FAS

Lawsuit Against CIA Dismissed on State Secrets Grounds

01.05.07 | 2 min read | Text by Steven Aftergood

Declaring that the need to protect government secrets overrides all other considerations, a federal court yesterday dismissed (pdf) a lawsuit against the Central Intelligence Agency filed by family members of a former CIA clandestine officer who alleged injuries that are largely classified.

The CIA invoked the state secrets privilege in its motion for dismissal, and the court said it had no choice but to grant the Agency’s motion.

Relatively little about the case — captioned Jane Doe, et al v. Central Intelligence Agency — is on the public record. The plaintiffs are the wife and children of a former CIA officer who remains under cover. According to the heavily redacted complaint (pdf), the officer was “summarily separated from his CIA employment.” He and his wife both suffered symptoms of severe depression, but CIA “refused to provide any assistance, medical or otherwise.” The lawsuit sought compensation for loss of income and other damages.

Last March, then-CIA Director Porter Goss invoked the state secrets privilege in opposing the lawsuit.

“No procedures exist that can adequately safeguard the sensitive classified information implicated in this case and prevent its unauthorized disclosure during the course of litigation,” Director Goss wrote.
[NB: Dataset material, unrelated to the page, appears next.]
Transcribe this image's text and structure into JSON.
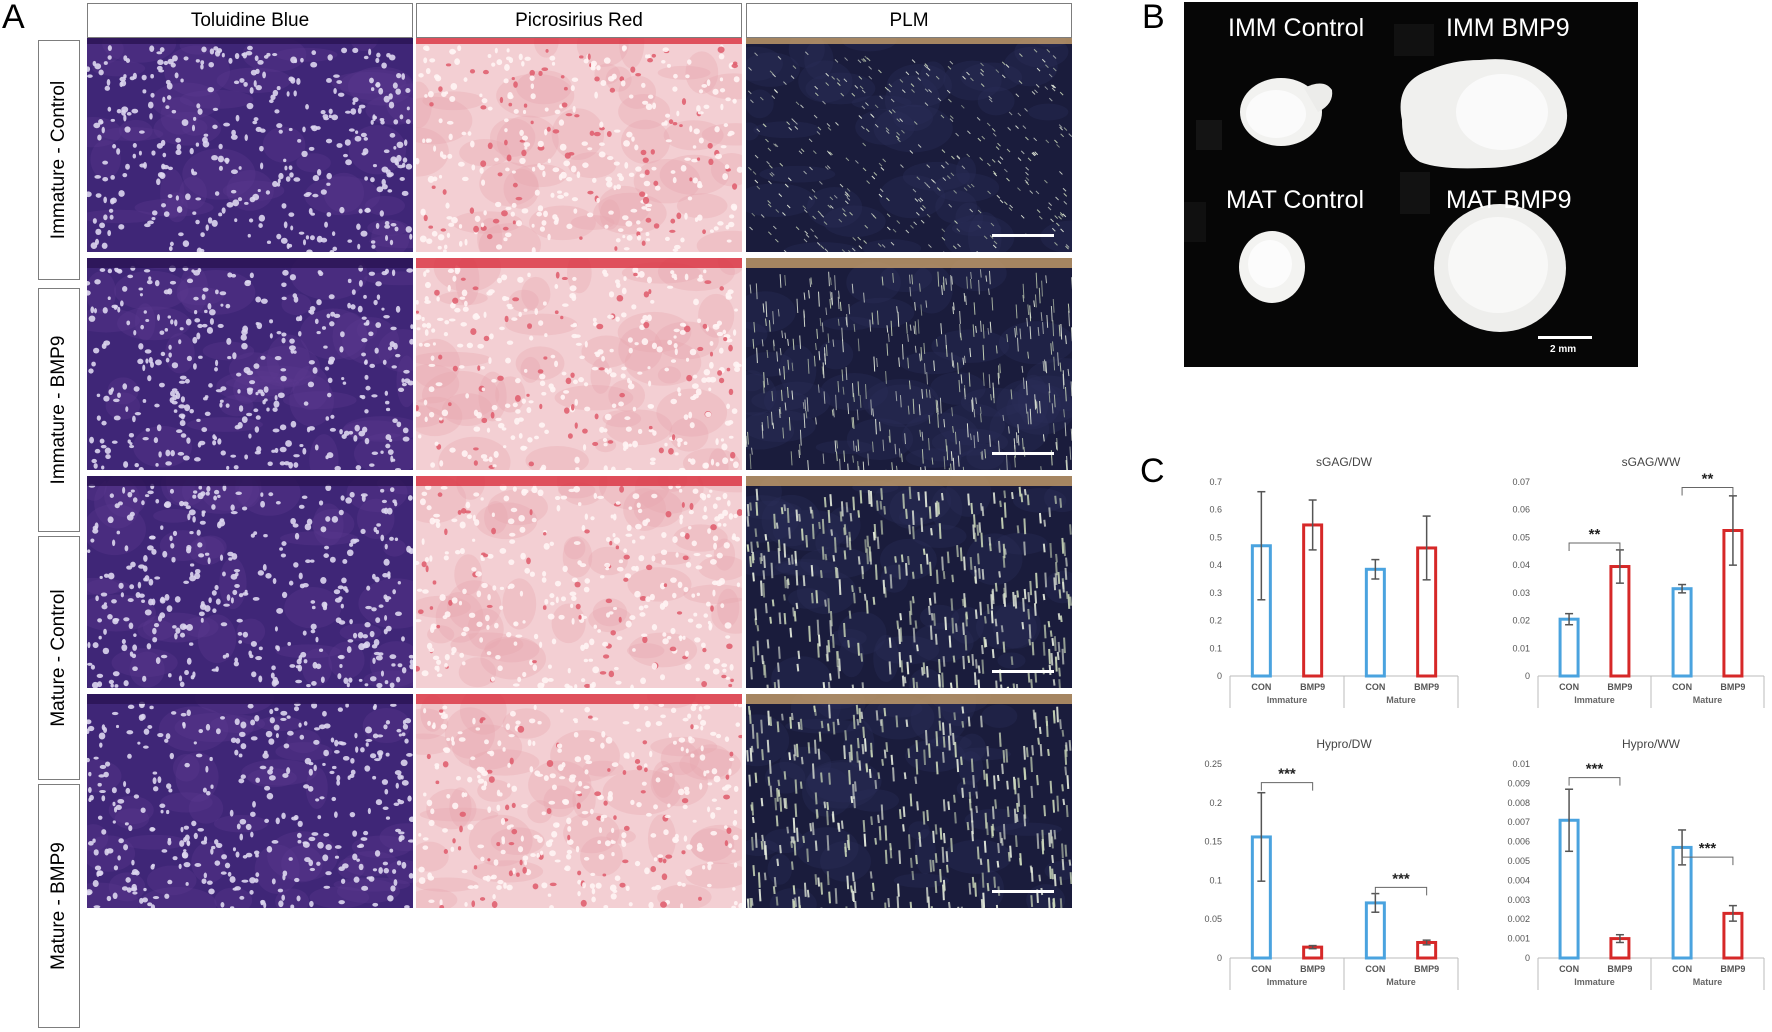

Plaintiffs disputed that uncompromising assertion. It’s “yet another example of an abuse of the privilege,” said Mark S. Zaid, attorney for Jane Doe.

But yesterday the court sided with the CIA.

“Although the claims that Plaintiffs have attempted to litigate are… very serious ones that appear to go to matters fundamental to the lives of the plaintiff family members, the Court is constrained to dismiss this case,” wrote Judge Laura Taylor Swain of the Southern District of New York in a January 4, 2007 order.

“Even the most compelling necessity cannot overcome the claim of privilege if the court is ultimately satisfied that… secrets are at stake,” the Judge wrote, quoting from the 1953 Supreme Court case U.S. v. Reynolds.

An earlier stage of the Doe case was reported in “Citing Security, C.I.A. Seeks Suit’s Dismissal” by Julia Preston, New York Times, April 18, 2006. Selected case files from Jane Doe et al v. CIA are posted here.

“Plaintiff Jane Doe alleges that she … ‘lives in constant fear’,” Judge Swain’s new order noted in passing. But “the reason for her alleged fear is redacted as classified.”